2016-06-08

Even P.T. Barnum would be ashamed

The circus owner and operator P.T. Barnum once remarked that he didn't care what you wrote about him as long as you spelled his name right. He was a man of questionable character and less than scrupulous, but he billed his circus as "the greatest show on earth". Whether it was the "greatest", or whether it was just more colorful, louder and gaudier than all the others, I don't know. It doesn't matter, he was a shameless peddler of illusions, but I'd bet even he'd be gob-smacked by the even greater circus going on in his home country right now: that circus we Americans call our presidential primaries.

The jig is up. You've been found out. All that prattle about democracy and democratic process and the people's choice and even government by and for the people has been exposed for what it is: prattle: loud, hollow, foolish talk. America has just shown that by all reasonable standards, it has about as much to do with democracy as the old Soviet Union had to do with rule by the peasants and workers. Empty assertions, like lies, if repeated often enough, sooner or later are held to be true, but eventually, the truth will out, and when it finds its way to the light, the clowns of that particular circus reveal themselves to be Chuckys not Clarabells.

It's not just that they've turned a serious undertaking (the selection of public leaders) into a an adolescent popularity contest (I can't remember the last time I heard my fellow countrypeople actually discussing or debating an issue ... well, come to think of it, I can't remember the last time I heard them discussing or debating anything), and it's not just that they've scraped the bottom of the personality barrel (Trump and Clinton, just to name the most front-running mispicks) ... no, it's the shameless, disregard for the whole notion of democracy and democratic process that makes me ask myself whether it might not be something in the water in America that has blinded the whole country to what they are doing.

OK, I know that the United States was never intended to be a democracy, and that's fair enough, considering when it was established. I know that Benjamin Franklin is alleged to have told one of his local constituents that they had been given a republic, if they could keep it. But even a republic is a representative form of government, so it's supposed to represent someone, and I know as well that the likes of people like James Madison, one of our oh-so-revered founding fathers did his utmost to ensure that it would be the elite who's be represented. After all, the common folk are just to pesky, fickle, if not downright unfit, to govern themselves. Madison and his ilk have been patronizing that common folk ever since, but this time, it could just be that they went to far.

I mean, Citizens United should have been a tip-off, but apparently it wasn't. How can money be declared free speech? It boggles my mind, that is true, but I don't have access to the same water supply as my back-home compatriots. Money calls all the shots in American politics, and the few "independents" (by which I mean independent of major corporate campaign funding) are allowed to exist to "prove" to the world that Americans are still "free" to choose.

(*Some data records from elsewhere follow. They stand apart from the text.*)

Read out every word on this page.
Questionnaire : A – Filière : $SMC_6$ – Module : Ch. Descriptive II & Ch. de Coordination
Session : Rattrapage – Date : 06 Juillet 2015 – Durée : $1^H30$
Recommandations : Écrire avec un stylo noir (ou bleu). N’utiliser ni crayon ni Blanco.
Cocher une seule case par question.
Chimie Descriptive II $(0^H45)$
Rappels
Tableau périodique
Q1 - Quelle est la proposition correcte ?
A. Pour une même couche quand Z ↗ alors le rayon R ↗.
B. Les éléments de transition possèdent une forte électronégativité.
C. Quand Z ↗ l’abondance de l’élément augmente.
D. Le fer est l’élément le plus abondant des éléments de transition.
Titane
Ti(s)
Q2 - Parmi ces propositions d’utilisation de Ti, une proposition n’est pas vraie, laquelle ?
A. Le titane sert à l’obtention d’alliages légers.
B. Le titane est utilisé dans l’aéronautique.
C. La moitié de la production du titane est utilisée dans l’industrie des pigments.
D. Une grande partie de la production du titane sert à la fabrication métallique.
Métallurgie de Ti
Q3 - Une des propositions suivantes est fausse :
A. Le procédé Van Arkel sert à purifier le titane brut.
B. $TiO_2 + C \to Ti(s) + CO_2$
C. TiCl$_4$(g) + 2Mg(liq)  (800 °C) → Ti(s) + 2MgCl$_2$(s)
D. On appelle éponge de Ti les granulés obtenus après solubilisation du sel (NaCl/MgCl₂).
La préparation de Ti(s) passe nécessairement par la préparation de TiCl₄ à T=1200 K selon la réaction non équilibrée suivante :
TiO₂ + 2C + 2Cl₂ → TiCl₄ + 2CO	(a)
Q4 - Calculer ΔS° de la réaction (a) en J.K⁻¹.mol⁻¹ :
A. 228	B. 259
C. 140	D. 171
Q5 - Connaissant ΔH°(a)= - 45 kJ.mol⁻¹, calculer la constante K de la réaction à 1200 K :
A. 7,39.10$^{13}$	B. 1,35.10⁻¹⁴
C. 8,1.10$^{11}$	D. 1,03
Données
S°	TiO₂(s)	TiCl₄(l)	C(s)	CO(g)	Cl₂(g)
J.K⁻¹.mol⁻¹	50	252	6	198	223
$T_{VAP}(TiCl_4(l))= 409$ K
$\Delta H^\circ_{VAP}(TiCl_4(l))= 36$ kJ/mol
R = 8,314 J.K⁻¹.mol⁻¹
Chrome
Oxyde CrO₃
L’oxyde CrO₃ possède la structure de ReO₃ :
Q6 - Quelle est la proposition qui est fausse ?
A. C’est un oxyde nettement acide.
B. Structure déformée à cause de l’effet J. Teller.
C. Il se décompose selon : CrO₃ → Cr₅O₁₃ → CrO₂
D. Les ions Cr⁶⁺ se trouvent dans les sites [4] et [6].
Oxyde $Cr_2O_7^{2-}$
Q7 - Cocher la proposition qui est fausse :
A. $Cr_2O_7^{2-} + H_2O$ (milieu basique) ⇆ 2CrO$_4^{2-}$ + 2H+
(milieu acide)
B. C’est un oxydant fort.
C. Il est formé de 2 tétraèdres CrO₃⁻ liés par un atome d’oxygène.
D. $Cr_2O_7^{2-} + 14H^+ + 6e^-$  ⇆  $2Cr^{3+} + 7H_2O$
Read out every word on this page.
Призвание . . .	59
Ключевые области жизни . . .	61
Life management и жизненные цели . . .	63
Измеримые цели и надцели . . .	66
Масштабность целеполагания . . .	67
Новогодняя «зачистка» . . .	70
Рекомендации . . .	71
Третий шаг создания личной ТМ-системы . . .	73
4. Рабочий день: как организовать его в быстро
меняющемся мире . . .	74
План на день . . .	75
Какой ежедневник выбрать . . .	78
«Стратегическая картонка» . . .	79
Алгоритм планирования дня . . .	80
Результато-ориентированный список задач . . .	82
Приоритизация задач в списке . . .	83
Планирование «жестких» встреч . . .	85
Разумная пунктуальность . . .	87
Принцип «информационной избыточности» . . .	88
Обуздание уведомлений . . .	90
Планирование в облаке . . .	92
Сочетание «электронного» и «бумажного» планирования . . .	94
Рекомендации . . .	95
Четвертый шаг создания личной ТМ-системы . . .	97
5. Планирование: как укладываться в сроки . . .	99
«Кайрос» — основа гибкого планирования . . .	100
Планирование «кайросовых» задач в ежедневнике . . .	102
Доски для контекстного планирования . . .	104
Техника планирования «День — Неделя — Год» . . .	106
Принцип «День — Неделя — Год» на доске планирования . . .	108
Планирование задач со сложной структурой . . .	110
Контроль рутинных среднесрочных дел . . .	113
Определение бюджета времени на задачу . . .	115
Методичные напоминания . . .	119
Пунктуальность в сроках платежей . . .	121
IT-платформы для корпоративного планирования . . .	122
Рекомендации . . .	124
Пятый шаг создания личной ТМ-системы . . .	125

And now we watch how one of the most eminently unqualified candidates conceivable has secured the necessary delegates to gain the nomination, and his party is now scrambling and wringing their hands and distancing themselves from the man because he's unsavory even to them. It should be interesting to see how they are going to handle this in Cleveland next month. And just yesterday we have the other party prematurely declaring the front-runner the winner, even though all the votes haven't been counted. How is this considered even remotely democratic? Oh ... I almost forgot: in America you don't have to count all the votes, only the ones you want to count; just as the Supreme Court confirmed when Bush the Lesser was anointed president in 2000. It would appear the exception became the rule. But, I'm wondering how all those feeling the Bern are going to behave in Philadelphia next month as well?

I suppose I should be grateful, even thankful. The mask is finally off. All that pretense that you have to wade through when talking about anything political in America has vanished. It has become blatantly obvious, at the latest yesterday, when Clinton was crowned queen that both mainstream political parties in the United States have nothing but desultory disregard for anything democratic.

Emma Goldman got it right: if voting changed anything, they'd make it illegal (which the Republicans are still working on, quite openly, to be sure), but yesterday at the latest, all other illusions were shattered. America isn't a democracy and isn't democratic. Its true oligarchic face has been revealed. But, I know there are still quite a few fellow country people who will refuse to acknowledge that they have been exposed. Unfortunately, these people simply need more hope than the rest of us can give them. And the oligarchs apparently don't care. It seems that they have recognized that they don't even have to put on a show any more.

What would P.T. think? And what happens next when there's no show to go on?